CREATE TABLE IF NOT EXISTS `s51187__xtools_tmp`.`201708101025461935804d7bc9bfde231b57ce8330830b_parent` (
                                        `rev_id` int(8) unsigned DEFAULT '0',
                                        `rev_len` int(8) unsigned DEFAULT '0',
                                        KEY `revid` (`rev_id`)
                                        ) ENGINE=MEMORY

ENGINE=MEMORY changed to ENGINE=InnoDB for all dplbot jobs.

jcrespo claimed this task.

Right now the lag is 0 everywhere, maybe it is just a coincidence, but that was the main goal anyway: https://tools.wmflabs.org/replag/

Also:

CREATE TABLE IF NOT EXISTS `s51187__xtools_tmp`.`201708101025461935804d7bc9bfde231b57ce8330830b_parent` (
                                        `rev_id` int(8) unsigned DEFAULT '0',
                                        `rev_len` int(8) unsigned DEFAULT '0',
                                        KEY `revid` (`rev_id`)
                                        ) ENGINE=MEMORY

I've changed this to ENGINE=InnoDB, and did a quick test and everything still seems to work. Hopefully that addresses the issues on our end. We are all looking forward to putting the old XTools to rest!

Thank you both of you- even if this wasn't the cause, it certainly helps catching up faster and avoiding unnecessary noise.

This is still ongoing- the CREATE ... SELECT on p50380g50692__DPL_p is the main cause why enwiki is lagging 5 hours behind. To prove it, when queries are killed, it catches up.

What is the specific query that seems to be causing the problem now?

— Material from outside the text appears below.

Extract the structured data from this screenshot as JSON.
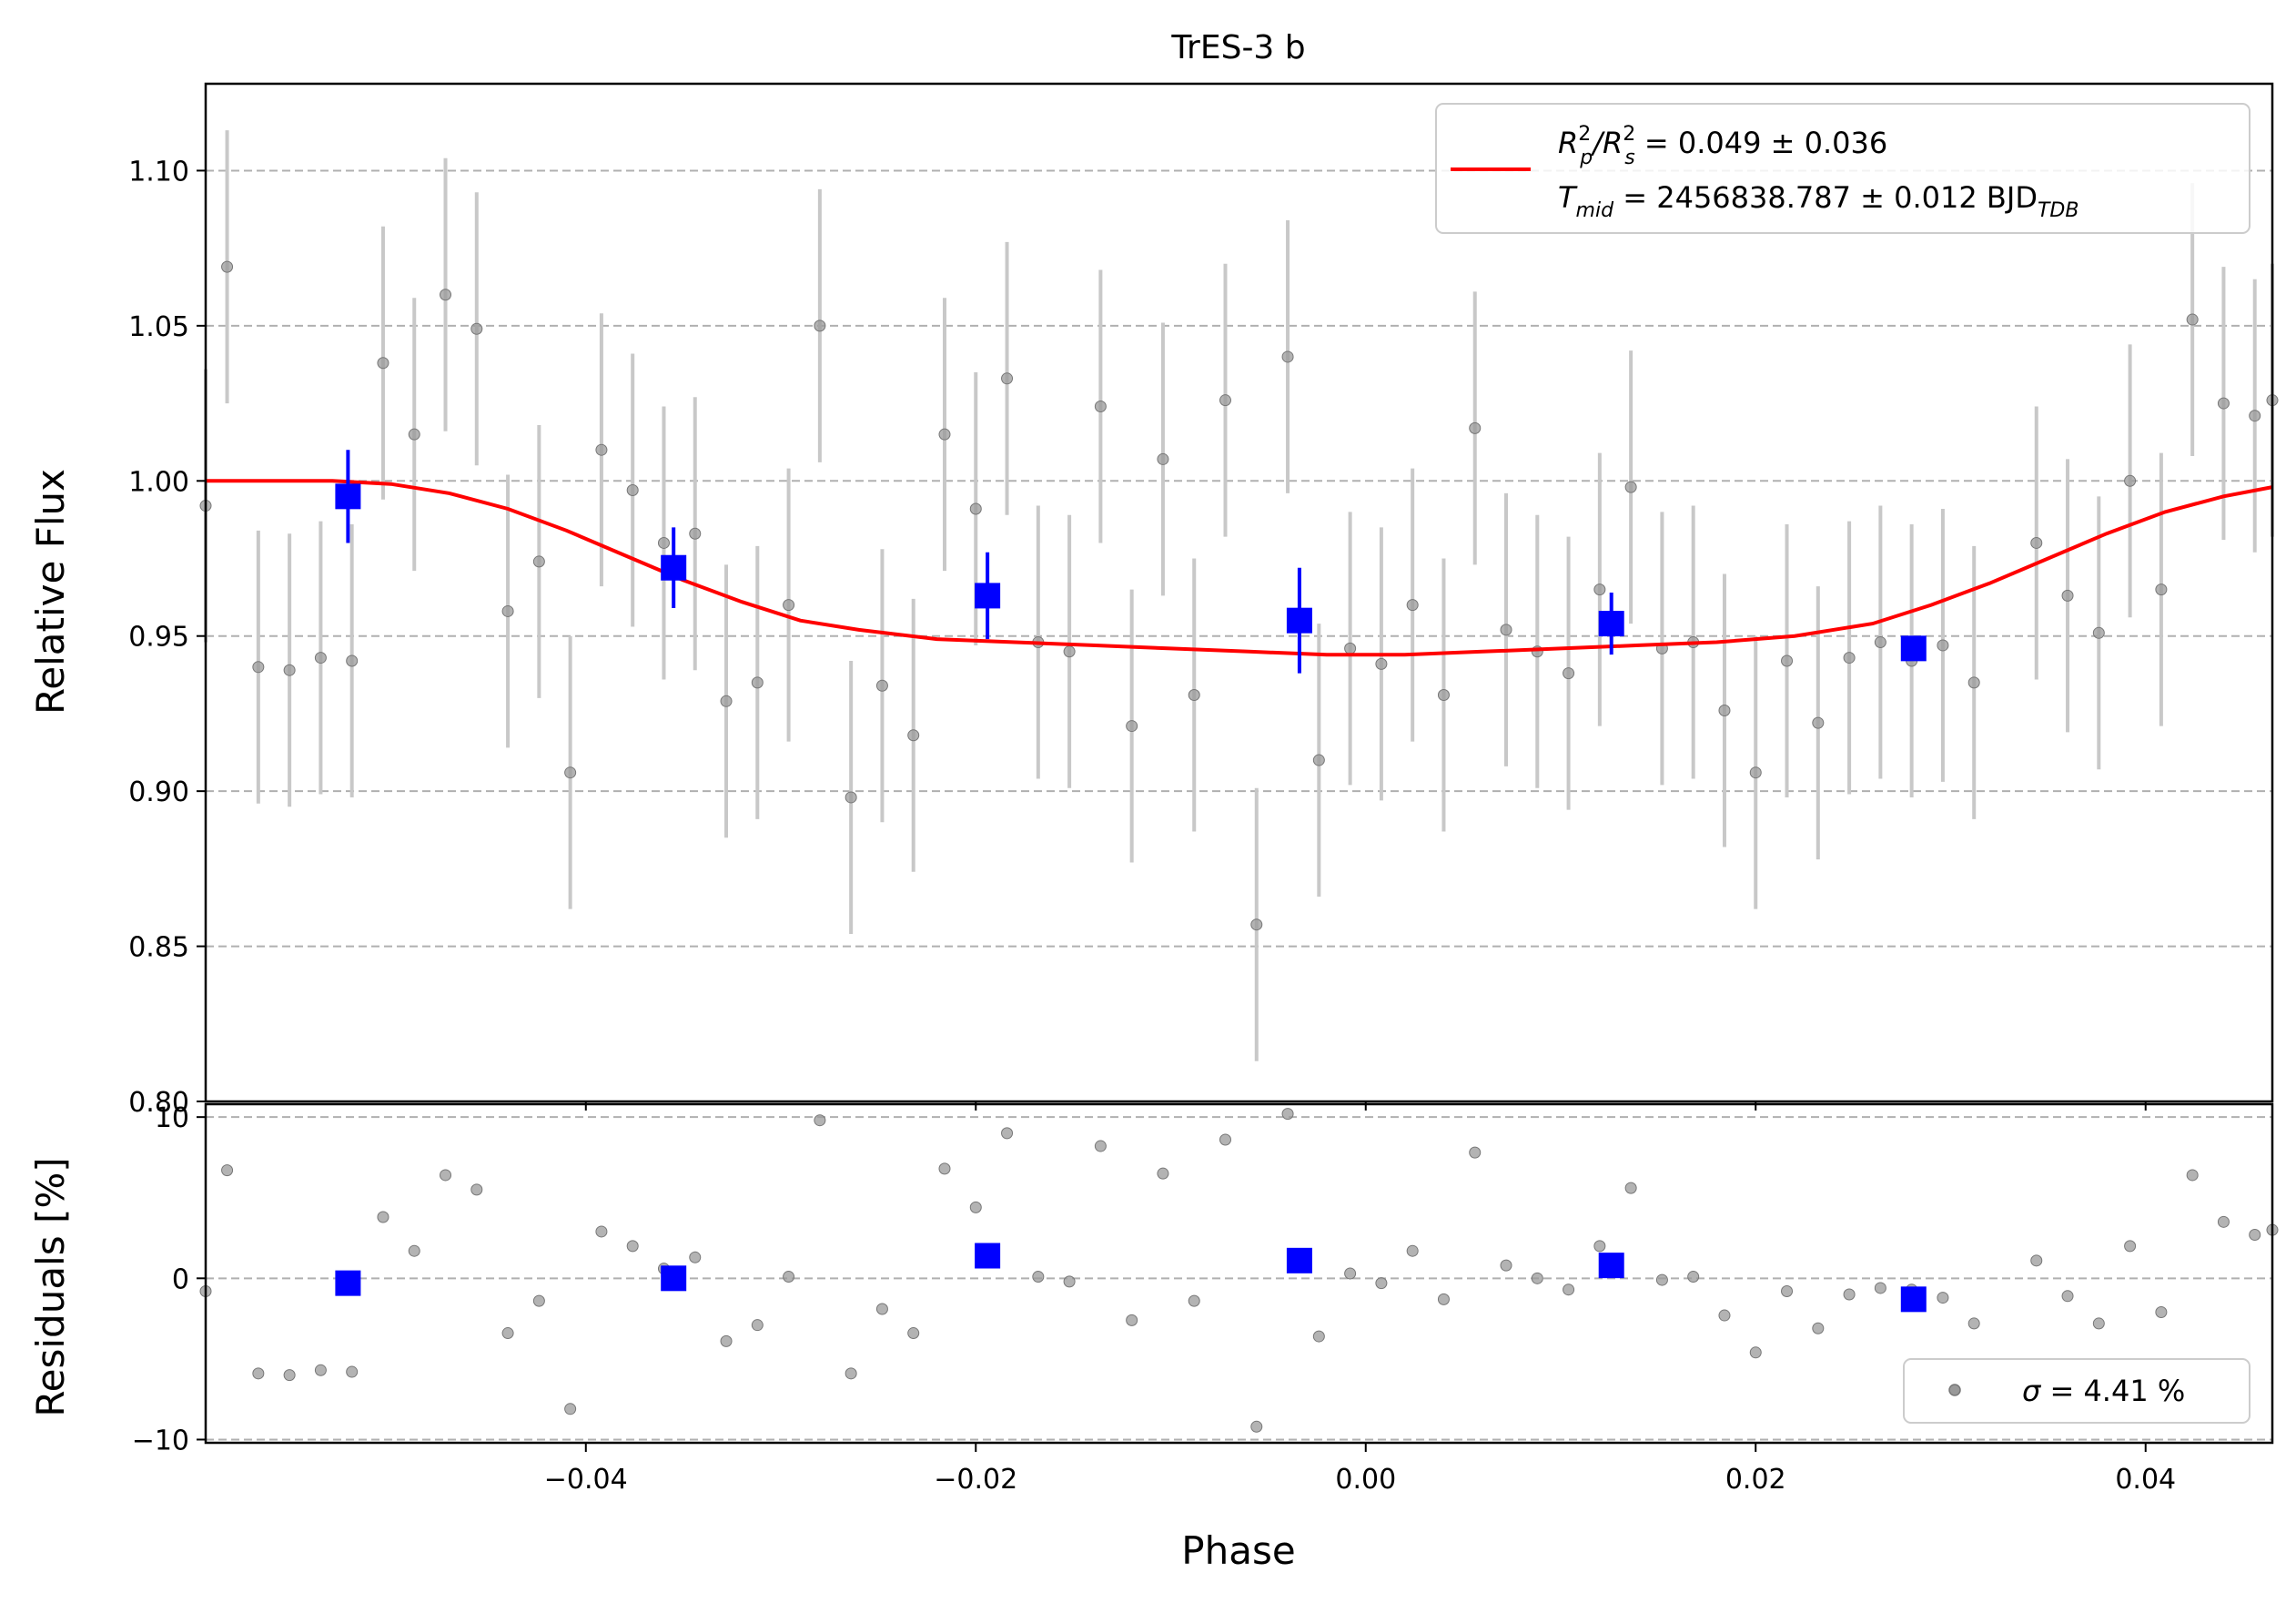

CREATE TABLE ch_pl SELECT ... was running at the time, not sure if it was the only one.

dplbot/s51290 seems to keep creating issues. In this case, the lag was caused by a different issue (another user creating heavy queries, not by itself), but it was making difficult to catch up replication right now. I have banned the s51290 from labsdb1001 (not from other replicas, that can still be used, or other database hosts) until the lag goes back to 0 or close. Once I did that, replication lag started decreasing.

Is it possible to give s51290 read-only access to labsdb1001 until I have a chance to update the troublesome scripts?

Is it possible to give s51290 read-only access to labsdb1001 until I have a chance to update the troublesome scripts?

Done.

jcrespo closed this task as Resolved.EditedSep 30 2017, 9:47 AM

I've granted GRANT ALL PRIVILEGES ON `s51290\_\_%`.* TO 's51290'@'%' and GRANT ALL PRIVILEGES ON `p50380g50692\_\_%`.* TO 's51290'@'%' back to this account on labsdb1001.